Haley’s mistake is that she gave meatheads too much credit for understanding and knowing history. You always can count on the ideologically rigid to shut down rational and informed thought.
Dennis Byrne is a retired Chicago journalist, author and freelance writer. Email: dennis@dennisbyrne.net
I posted something longer on Facebook but I have to again point out that this column is total nonsense. I wonder if Mr. Byrne even read the columns he cites. The first flatly contradicts his premise that Haley was correct that slavery didn't cause the Civil War while the second is plucked from an obscure anti-tax website where the author admits, and then later proves, he's not a Civil War scholar. The third column isn't even relevant to the issue of slavery and the war but is about Mr. Lincoln and his evolving views of the slavery question. Mr. Byrne also doesn't address the fact that Ms.
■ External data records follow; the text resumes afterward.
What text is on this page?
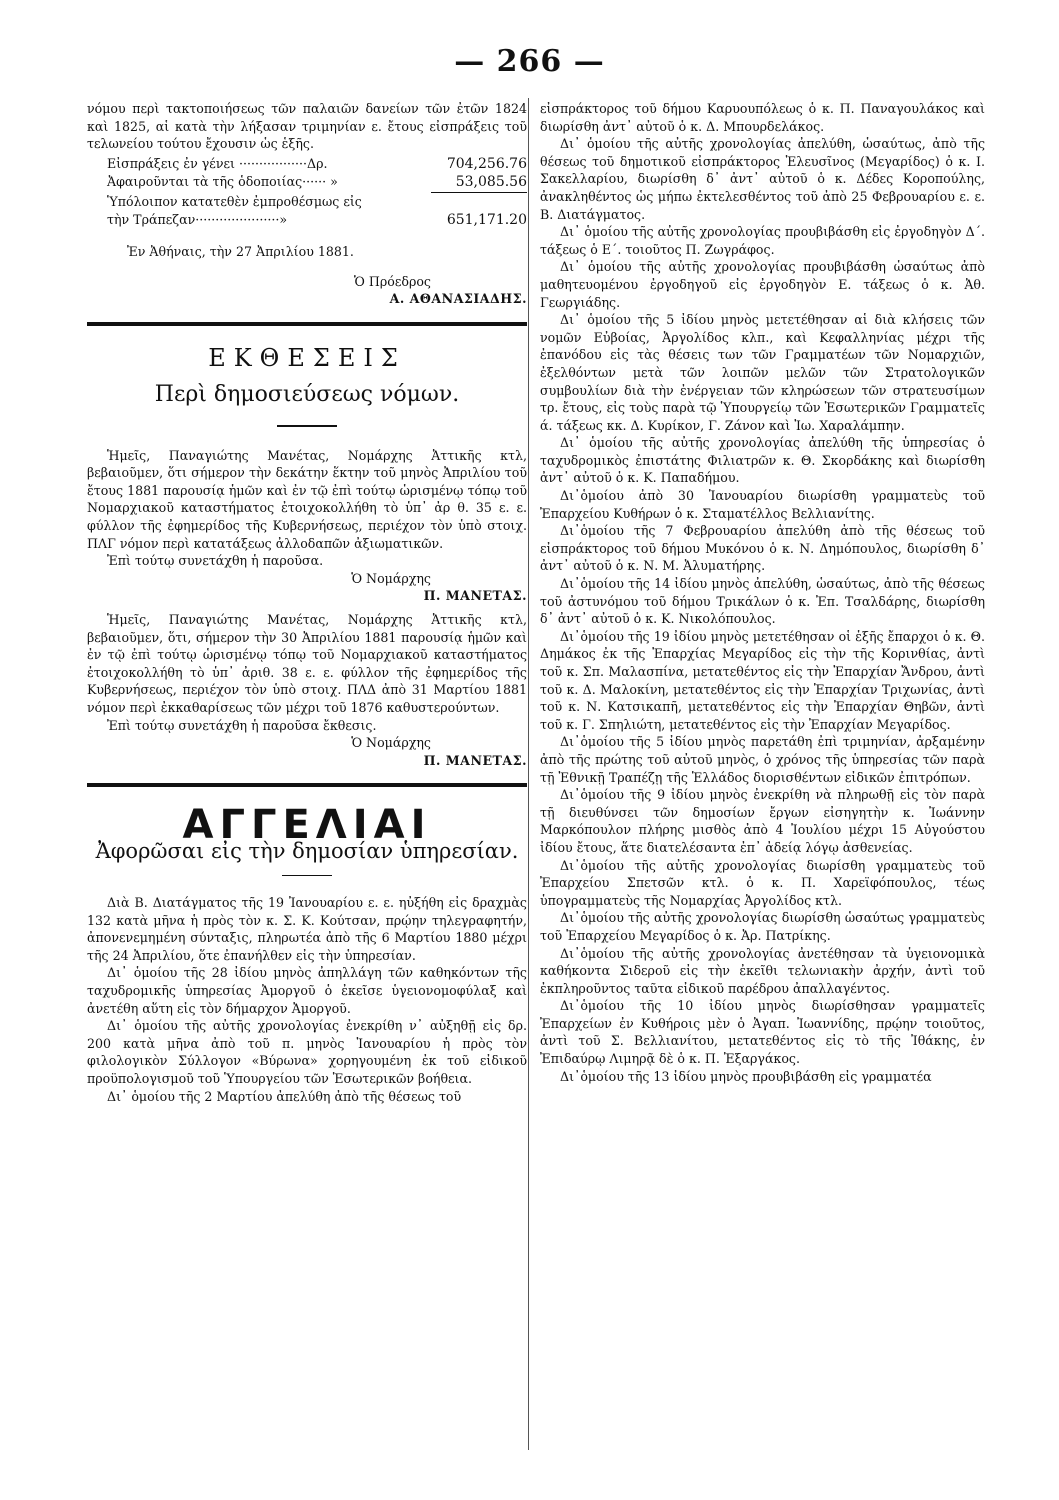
— 266 —

νόμου περὶ τακτοποιήσεως τῶν παλαιῶν δανείων τῶν ἐτῶν 1824 καὶ 1825, αἱ κατὰ τὴν λήξασαν τριμηνίαν ε. ἔτους εἰσπράξεις τοῦ τελωνείου τούτου ἔχουσιν ὡς ἑξῆς.

Εἰσπράξεις ἐν γένει ·················Δρ.	704,256.76
Ἀφαιροῦνται τὰ τῆς ὁδοποιίας······ »	53,085.56
Ὑπόλοιπον κατατεθὲν ἐμπροθέσμως εἰς
τὴν Τράπεζαν·····················»	651,171.20

Ἐν Ἀθήναις, τὴν 27 Ἀπριλίου 1881.

Ὁ Πρόεδρος
Α. ΑΘΑΝΑΣΙΑΔΗΣ.
ΕΚΘΕΣΕΙΣ
Περὶ δημοσιεύσεως νόμων.

Ἡμεῖς, Παναγιώτης Μανέτας, Νομάρχης Ἀττικῆς κτλ, βεβαιοῦμεν, ὅτι σήμερον τὴν δεκάτην ἕκτην τοῦ μηνὸς Ἀπριλίου τοῦ ἔτους 1881 παρουσίᾳ ἡμῶν καὶ ἐν τῷ ἐπὶ τούτῳ ὡρισμένῳ τόπῳ τοῦ Νομαρχιακοῦ καταστήματος ἐτοιχοκολλήθη τὸ ὑπ᾽ ἀρ θ. 35 ε. ε. φύλλον τῆς ἐφημερίδος τῆς Κυβερνήσεως, περιέχον τὸν ὑπὸ στοιχ. ΠΛΓ νόμον περὶ κατατάξεως ἀλλοδαπῶν ἀξιωματικῶν.

Ἐπὶ τούτῳ συνετάχθη ἡ παροῦσα.

Ὁ Νομάρχης
Π. ΜΑΝΕΤΑΣ.

Ἡμεῖς, Παναγιώτης Μανέτας, Νομάρχης Ἀττικῆς κτλ, βεβαιοῦμεν, ὅτι, σήμερον τὴν 30 Ἀπριλίου 1881 παρουσίᾳ ἡμῶν καὶ ἐν τῷ ἐπὶ τούτῳ ὡρισμένῳ τόπῳ τοῦ Νομαρχιακοῦ καταστήματος ἐτοιχοκολλήθη τὸ ὑπ᾽ ἀριθ. 38 ε. ε. φύλλον τῆς ἐφημερίδος τῆς Κυβερνήσεως, περιέχον τὸν ὑπὸ στοιχ. ΠΛΔ ἀπὸ 31 Μαρτίου 1881 νόμον περὶ ἐκκαθαρίσεως τῶν μέχρι τοῦ 1876 καθυστερούντων.

Ἐπὶ τούτῳ συνετάχθη ἡ παροῦσα ἔκθεσις.

Ὁ Νομάρχης
Π. ΜΑΝΕΤΑΣ.
ΑΓΓΕΛΙΑΙ
Ἀφορῶσαι εἰς τὴν δημοσίαν ὑπηρεσίαν.

Διὰ Β. Διατάγματος τῆς 19 Ἰανουαρίου ε. ε. ηὐξήθη εἰς δραχμὰς 132 κατὰ μῆνα ἡ πρὸς τὸν κ. Σ. Κ. Κούτσαν, πρῴην τηλεγραφητήν, ἀπονενεμημένη σύνταξις, πληρωτέα ἀπὸ τῆς 6 Μαρτίου 1880 μέχρι τῆς 24 Ἀπριλίου, ὅτε ἐπανήλθεν εἰς τὴν ὑπηρεσίαν.

Δι᾽ ὁμοίου τῆς 28 ἰδίου μηνὸς ἀπηλλάγη τῶν καθηκόντων τῆς ταχυδρομικῆς ὑπηρεσίας Ἀμοργοῦ ὁ ἐκεῖσε ὑγειονομοφύλαξ καὶ ἀνετέθη αὕτη εἰς τὸν δήμαρχον Ἀμοργοῦ.

Δι᾽ ὁμοίου τῆς αὐτῆς χρονολογίας ἐνεκρίθη ν᾽ αὐξηθῇ εἰς δρ. 200 κατὰ μῆνα ἀπὸ τοῦ π. μηνὸς Ἰανουαρίου ἡ πρὸς τὸν φιλολογικὸν Σύλλογον «Βύρωνα» χορηγουμένη ἐκ τοῦ εἰδικοῦ προϋπολογισμοῦ τοῦ Ὑπουργείου τῶν Ἐσωτερικῶν βοήθεια.

Δι᾽ ὁμοίου τῆς 2 Μαρτίου ἀπελύθη ἀπὸ τῆς θέσεως τοῦ

εἰσπράκτορος τοῦ δήμου Καρυουπόλεως ὁ κ. Π. Παναγουλάκος καὶ διωρίσθη ἀντ᾽ αὐτοῦ ὁ κ. Δ. Μπουρδελάκος.

Δι᾽ ὁμοίου τῆς αὐτῆς χρονολογίας ἀπελύθη, ὡσαύτως, ἀπὸ τῆς θέσεως τοῦ δημοτικοῦ εἰσπράκτορος Ἐλευσῖνος (Μεγαρίδος) ὁ κ. Ι. Σακελλαρίου, διωρίσθη δ᾽ ἀντ᾽ αὐτοῦ ὁ κ. Δέδες Κοροπούλης, ἀνακληθέντος ὡς μήπω ἐκτελεσθέντος τοῦ ἀπὸ 25 Φεβρουαρίου ε. ε. Β. Διατάγματος.

Δι᾽ ὁμοίου τῆς αὐτῆς χρονολογίας προυβιβάσθη εἰς ἐργοδηγὸν Δ΄. τάξεως ὁ Ε΄. τοιοῦτος Π. Ζωγράφος.

Δι᾽ ὁμοίου τῆς αὐτῆς χρονολογίας προυβιβάσθη ὡσαύτως ἀπὸ μαθητευομένου ἐργοδηγοῦ εἰς ἐργοδηγὸν Ε. τάξεως ὁ κ. Ἀθ. Γεωργιάδης.

Δι᾽ ὁμοίου τῆς 5 ἰδίου μηνὸς μετετέθησαν αἱ διὰ κλήσεις τῶν νομῶν Εὐβοίας, Ἀργολίδος κλπ., καὶ Κεφαλληνίας μέχρι τῆς ἐπανόδου εἰς τὰς θέσεις των τῶν Γραμματέων τῶν Νομαρχιῶν, ἐξελθόντων μετὰ τῶν λοιπῶν μελῶν τῶν Στρατολογικῶν συμβουλίων διὰ τὴν ἐνέργειαν τῶν κληρώσεων τῶν στρατευσίμων τρ. ἔτους, εἰς τοὺς παρὰ τῷ Ὑπουργείῳ τῶν Ἐσωτερικῶν Γραμματεῖς ά. τάξεως κκ. Δ. Κυρίκον, Γ. Ζάνον καὶ Ἰω. Χαραλάμπην.

Δι᾽ ὁμοίου τῆς αὐτῆς χρονολογίας ἀπελύθη τῆς ὑπηρεσίας ὁ ταχυδρομικὸς ἐπιστάτης Φιλιατρῶν κ. Θ. Σκορδάκης καὶ διωρίσθη ἀντ᾽ αὐτοῦ ὁ κ. Κ. Παπαδήμου.

Δι᾽ὁμοίου ἀπὸ 30 Ἰανουαρίου διωρίσθη γραμματεὺς τοῦ Ἐπαρχείου Κυθήρων ὁ κ. Σταματέλλος Βελλιανίτης.

Δι᾽ὁμοίου τῆς 7 Φεβρουαρίου ἀπελύθη ἀπὸ τῆς θέσεως τοῦ εἰσπράκτορος τοῦ δήμου Μυκόνου ὁ κ. Ν. Δημόπουλος, διωρίσθη δ᾽ ἀντ᾽ αὐτοῦ ὁ κ. Ν. Μ. Ἀλυματήρης.

Δι᾽ὁμοίου τῆς 14 ἰδίου μηνὸς ἀπελύθη, ὡσαύτως, ἀπὸ τῆς θέσεως τοῦ ἀστυνόμου τοῦ δήμου Τρικάλων ὁ κ. Ἐπ. Τσαλδάρης, διωρίσθη δ᾽ ἀντ᾽ αὐτοῦ ὁ κ. Κ. Νικολόπουλος.

Δι᾽ὁμοίου τῆς 19 ἰδίου μηνὸς μετετέθησαν οἱ ἑξῆς ἔπαρχοι ὁ κ. Θ. Δημάκος ἐκ τῆς Ἐπαρχίας Μεγαρίδος εἰς τὴν τῆς Κορινθίας, ἀντὶ τοῦ κ. Σπ. Μαλασπίνα, μετατεθέντος εἰς τὴν Ἐπαρχίαν Ἄνδρου, ἀντὶ τοῦ κ. Δ. Μαλοκίνη, μετατεθέντος εἰς τὴν Ἐπαρχίαν Τριχωνίας, ἀντὶ τοῦ κ. Ν. Κατσικαπῆ, μετατεθέντος εἰς τὴν Ἐπαρχίαν Θηβῶν, ἀντὶ τοῦ κ. Γ. Σπηλιώτη, μετατεθέντος εἰς τὴν Ἐπαρχίαν Μεγαρίδος.

Δι᾽ὁμοίου τῆς 5 ἰδίου μηνὸς παρετάθη ἐπὶ τριμηνίαν, ἀρξαμένην ἀπὸ τῆς πρώτης τοῦ αὐτοῦ μηνὸς, ὁ χρόνος τῆς ὑπηρεσίας τῶν παρὰ τῇ Ἐθνικῇ Τραπέζῃ τῆς Ἑλλάδος διορισθέντων εἰδικῶν ἐπιτρόπων.

Δι᾽ὁμοίου τῆς 9 ἰδίου μηνὸς ἐνεκρίθη νὰ πληρωθῇ εἰς τὸν παρὰ τῇ διευθύνσει τῶν δημοσίων ἔργων εἰσηγητὴν κ. Ἰωάννην Μαρκόπουλον πλήρης μισθὸς ἀπὸ 4 Ἰουλίου μέχρι 15 Αὐγούστου ἰδίου ἔτους, ἅτε διατελέσαντα ἐπ᾽ ἀδείᾳ λόγῳ ἀσθενείας.

Δι᾽ὁμοίου τῆς αὐτῆς χρονολογίας διωρίσθη γραμματεὺς τοῦ Ἐπαρχείου Σπετσῶν κτλ. ὁ κ. Π. Χαρεϊφόπουλος, τέως ὑπογραμματεὺς τῆς Νομαρχίας Ἀργολίδος κτλ.

Δι᾽ὁμοίου τῆς αὐτῆς χρονολογίας διωρίσθη ὡσαύτως γραμματεὺς τοῦ Ἐπαρχείου Μεγαρίδος ὁ κ. Ἀρ. Πατρίκης.

Δι᾽ὁμοίου τῆς αὐτῆς χρονολογίας ἀνετέθησαν τὰ ὑγειονομικὰ καθήκοντα Σιδεροῦ εἰς τὴν ἐκεῖθι τελωνιακὴν ἀρχήν, ἀντὶ τοῦ ἐκπληροῦντος ταῦτα εἰδικοῦ παρέδρου ἀπαλλαγέντος.

Δι᾽ὁμοίου τῆς 10 ἰδίου μηνὸς διωρίσθησαν γραμματεῖς Ἐπαρχείων ἐν Κυθήροις μὲν ὁ Ἀγαπ. Ἰωαννίδης, πρῴην τοιοῦτος, ἀντὶ τοῦ Σ. Βελλιανίτου, μετατεθέντος εἰς τὸ τῆς Ἰθάκης, ἐν Ἐπιδαύρῳ Λιμηρᾷ δὲ ὁ κ. Π. Ἐξαργάκος.

Δι᾽ὁμοίου τῆς 13 ἰδίου μηνὸς προυβιβάσθη εἰς γραμματέα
Haley clarified her answer the following day by saying that, in fact, slavery was the cause of the war. Nor does he want to touch the possible reasons why a clearly intelligent candidate felt the need to placate the republican base with an obvious falsehood.
Way way way back when I was in American history class in high school (1964) I had to read the book "Cavalier and the Yankee". It was such in important book of the day I had it read a year later (1965) while in college taking a Political Science class. It is doubtful it is offered today in any class. The Book offer a history of the 'Old South' from 1830 leading up to the Civil War which put forth grounds for the Civil War apart/ in addition to Slavery.